Quel bénéfice les partisans attendent de ce texte?

«Ce texte permettra de développer la recherche sur la médecine régénérative et la thérapie cellulaire, une recherche qui attend depuis dix ans», a déclaré à 20 Minutes la députée radicale de gauche Dominique Orliac, rapporteure de ce texte. Il permettrait aussi cette recherche sur des ulcères cutanés liés à la drépanocytose, certaines nécroses cardiaques et la dégénérescence maculaire liée à l’âge.
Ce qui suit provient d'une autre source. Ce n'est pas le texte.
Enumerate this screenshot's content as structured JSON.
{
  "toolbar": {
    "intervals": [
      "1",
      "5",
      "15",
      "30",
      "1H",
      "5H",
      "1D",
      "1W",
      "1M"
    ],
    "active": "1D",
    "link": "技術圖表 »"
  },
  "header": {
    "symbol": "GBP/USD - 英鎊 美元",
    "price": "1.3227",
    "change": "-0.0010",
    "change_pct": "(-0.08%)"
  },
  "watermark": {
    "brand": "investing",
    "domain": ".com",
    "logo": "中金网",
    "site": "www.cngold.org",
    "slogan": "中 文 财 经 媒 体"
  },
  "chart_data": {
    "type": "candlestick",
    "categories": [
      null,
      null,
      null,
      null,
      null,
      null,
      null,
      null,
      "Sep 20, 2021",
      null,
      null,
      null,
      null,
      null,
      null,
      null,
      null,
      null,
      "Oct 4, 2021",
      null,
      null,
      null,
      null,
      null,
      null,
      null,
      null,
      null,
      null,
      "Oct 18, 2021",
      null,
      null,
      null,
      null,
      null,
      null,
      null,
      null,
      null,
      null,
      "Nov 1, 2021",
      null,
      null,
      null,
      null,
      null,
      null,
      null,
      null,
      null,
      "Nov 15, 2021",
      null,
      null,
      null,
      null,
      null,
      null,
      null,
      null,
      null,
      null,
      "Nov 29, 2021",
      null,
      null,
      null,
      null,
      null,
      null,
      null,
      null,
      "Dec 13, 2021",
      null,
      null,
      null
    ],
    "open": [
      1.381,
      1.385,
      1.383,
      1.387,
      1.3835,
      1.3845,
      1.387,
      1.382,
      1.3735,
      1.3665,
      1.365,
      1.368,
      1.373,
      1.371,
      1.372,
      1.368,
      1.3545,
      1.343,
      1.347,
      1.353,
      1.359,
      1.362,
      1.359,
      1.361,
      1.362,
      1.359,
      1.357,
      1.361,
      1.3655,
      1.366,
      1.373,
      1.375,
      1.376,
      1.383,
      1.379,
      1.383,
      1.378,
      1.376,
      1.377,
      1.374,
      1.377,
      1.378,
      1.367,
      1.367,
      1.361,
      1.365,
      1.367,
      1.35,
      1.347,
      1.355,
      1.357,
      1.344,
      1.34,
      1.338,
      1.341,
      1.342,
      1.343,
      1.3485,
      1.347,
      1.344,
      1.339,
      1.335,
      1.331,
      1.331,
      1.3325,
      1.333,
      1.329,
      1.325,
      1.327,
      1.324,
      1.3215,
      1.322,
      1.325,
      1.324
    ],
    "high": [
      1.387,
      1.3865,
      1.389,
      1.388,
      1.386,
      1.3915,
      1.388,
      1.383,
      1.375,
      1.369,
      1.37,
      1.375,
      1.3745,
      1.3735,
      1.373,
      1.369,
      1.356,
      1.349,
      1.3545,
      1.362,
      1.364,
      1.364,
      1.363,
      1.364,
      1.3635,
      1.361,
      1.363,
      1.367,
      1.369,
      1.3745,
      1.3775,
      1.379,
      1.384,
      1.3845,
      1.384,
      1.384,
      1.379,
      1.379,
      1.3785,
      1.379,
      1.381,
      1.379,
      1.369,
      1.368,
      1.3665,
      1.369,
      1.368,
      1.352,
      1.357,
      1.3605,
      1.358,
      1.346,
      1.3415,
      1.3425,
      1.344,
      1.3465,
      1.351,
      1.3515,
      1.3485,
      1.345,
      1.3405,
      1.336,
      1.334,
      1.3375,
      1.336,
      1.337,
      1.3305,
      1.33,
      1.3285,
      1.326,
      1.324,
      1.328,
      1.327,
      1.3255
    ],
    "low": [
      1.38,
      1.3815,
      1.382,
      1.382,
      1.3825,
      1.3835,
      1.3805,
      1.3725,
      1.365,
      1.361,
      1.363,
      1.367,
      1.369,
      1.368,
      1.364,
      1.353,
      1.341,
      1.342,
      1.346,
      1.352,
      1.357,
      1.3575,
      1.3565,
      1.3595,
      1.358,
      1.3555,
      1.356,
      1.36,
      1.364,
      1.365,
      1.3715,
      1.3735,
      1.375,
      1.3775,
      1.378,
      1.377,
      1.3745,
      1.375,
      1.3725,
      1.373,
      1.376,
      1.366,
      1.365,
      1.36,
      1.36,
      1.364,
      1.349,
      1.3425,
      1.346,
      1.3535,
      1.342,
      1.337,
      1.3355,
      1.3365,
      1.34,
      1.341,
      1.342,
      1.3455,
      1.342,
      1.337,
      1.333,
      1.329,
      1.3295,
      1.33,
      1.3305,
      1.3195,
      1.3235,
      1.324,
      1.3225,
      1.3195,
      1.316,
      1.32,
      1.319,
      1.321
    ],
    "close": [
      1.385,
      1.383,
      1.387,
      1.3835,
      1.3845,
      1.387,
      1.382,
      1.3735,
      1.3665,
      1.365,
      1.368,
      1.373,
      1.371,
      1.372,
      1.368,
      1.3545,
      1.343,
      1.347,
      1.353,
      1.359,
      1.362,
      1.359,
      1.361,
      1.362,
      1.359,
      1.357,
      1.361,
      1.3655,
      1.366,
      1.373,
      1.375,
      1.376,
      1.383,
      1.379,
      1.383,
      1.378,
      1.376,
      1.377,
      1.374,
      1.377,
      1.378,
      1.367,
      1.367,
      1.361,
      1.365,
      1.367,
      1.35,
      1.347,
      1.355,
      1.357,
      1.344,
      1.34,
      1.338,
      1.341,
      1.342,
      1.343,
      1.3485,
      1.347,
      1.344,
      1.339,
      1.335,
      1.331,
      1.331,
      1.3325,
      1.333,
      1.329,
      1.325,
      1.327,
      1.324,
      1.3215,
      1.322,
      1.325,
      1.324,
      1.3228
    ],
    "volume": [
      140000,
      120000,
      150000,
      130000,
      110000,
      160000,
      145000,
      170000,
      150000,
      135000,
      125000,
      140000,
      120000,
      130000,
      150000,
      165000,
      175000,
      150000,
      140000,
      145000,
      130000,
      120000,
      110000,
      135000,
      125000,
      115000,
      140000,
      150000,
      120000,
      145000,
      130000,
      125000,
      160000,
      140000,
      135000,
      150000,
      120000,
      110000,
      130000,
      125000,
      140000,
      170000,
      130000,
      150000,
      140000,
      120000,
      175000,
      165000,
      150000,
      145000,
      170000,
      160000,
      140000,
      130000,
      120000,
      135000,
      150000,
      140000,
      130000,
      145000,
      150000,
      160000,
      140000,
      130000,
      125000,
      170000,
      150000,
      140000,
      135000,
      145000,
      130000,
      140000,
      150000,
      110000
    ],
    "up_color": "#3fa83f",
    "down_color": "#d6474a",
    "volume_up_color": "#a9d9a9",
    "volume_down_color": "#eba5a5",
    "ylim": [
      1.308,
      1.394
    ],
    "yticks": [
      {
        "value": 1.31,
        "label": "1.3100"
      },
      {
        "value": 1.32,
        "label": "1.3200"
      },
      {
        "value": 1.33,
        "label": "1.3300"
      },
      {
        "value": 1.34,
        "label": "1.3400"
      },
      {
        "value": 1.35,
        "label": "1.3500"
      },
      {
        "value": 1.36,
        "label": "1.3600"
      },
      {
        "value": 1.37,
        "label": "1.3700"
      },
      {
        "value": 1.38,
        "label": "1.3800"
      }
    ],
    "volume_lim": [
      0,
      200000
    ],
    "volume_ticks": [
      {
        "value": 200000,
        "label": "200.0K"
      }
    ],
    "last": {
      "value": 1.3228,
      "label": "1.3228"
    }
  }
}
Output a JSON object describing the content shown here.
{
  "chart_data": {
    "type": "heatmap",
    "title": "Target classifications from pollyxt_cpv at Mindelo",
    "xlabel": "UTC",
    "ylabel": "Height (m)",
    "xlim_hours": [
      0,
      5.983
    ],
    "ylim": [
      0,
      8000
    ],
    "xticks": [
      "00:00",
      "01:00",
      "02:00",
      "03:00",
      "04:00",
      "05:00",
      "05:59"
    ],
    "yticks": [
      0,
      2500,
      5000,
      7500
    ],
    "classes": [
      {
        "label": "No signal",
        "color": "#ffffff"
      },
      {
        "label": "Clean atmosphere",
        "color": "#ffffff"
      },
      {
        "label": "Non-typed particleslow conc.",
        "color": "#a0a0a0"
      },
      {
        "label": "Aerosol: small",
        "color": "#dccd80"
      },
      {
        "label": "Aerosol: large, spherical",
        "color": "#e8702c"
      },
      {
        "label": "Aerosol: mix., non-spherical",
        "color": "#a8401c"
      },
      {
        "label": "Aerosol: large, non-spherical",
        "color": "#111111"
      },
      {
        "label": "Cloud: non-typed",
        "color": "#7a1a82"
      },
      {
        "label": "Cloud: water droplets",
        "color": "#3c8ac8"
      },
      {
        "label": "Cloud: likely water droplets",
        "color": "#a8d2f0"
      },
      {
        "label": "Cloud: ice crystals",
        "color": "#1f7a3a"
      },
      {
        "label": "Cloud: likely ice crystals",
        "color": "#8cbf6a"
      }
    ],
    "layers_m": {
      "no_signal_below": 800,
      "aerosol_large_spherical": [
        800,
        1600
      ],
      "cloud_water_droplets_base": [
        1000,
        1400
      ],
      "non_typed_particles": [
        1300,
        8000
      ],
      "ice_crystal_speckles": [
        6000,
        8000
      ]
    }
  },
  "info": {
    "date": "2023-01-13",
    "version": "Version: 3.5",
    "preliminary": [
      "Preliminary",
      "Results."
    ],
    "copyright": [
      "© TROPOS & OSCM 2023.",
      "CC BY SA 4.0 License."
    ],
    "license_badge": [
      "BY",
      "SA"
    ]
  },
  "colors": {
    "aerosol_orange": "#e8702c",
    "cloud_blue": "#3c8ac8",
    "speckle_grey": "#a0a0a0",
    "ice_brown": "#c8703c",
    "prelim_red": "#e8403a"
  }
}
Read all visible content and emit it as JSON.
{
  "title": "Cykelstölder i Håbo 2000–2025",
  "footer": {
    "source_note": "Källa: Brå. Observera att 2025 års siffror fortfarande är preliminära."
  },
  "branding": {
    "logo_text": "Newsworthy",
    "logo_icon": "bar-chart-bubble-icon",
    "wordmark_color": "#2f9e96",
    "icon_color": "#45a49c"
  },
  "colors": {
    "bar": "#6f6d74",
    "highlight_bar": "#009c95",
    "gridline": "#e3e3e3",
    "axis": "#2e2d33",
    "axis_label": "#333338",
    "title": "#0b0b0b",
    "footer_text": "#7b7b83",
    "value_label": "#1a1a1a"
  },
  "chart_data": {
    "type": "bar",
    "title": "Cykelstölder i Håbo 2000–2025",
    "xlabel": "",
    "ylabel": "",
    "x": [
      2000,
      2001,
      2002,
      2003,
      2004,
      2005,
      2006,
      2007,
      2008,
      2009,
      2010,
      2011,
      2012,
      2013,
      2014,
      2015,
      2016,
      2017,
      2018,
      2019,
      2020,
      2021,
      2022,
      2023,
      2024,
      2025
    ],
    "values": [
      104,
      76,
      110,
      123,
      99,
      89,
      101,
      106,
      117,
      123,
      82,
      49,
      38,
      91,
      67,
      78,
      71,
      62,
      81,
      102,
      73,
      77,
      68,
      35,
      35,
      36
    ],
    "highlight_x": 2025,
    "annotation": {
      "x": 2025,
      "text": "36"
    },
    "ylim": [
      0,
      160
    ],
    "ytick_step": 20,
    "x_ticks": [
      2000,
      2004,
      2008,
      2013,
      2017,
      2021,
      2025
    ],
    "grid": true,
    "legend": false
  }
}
Selon la députée, cette autorisation sur les cellules souches embryonnaires limitera «la stigmatisation des chercheurs et les recours engagés par la  fondation Jérôme Lejeune, [une association anti-IGV qui effectue des recherches sur la trisomie]».

Que font les opposants désormais?

Quatre associations françaises (La Fondation Jérôme Lejeune, L’Alliance Vita, la Confédération nationale des associations familiales catholiques et  le Comité protestant évangélique pour la dignité humaine) ont lancé une pétition et espèrent réunir un million de signatures à l’échelle de l’Europe d’ici octobre 2013. Ainsi, elles pourront prétendre faire l’objet d’un examen à la Commission européenne, grâce à ce système d’«initiative citoyenne européenne».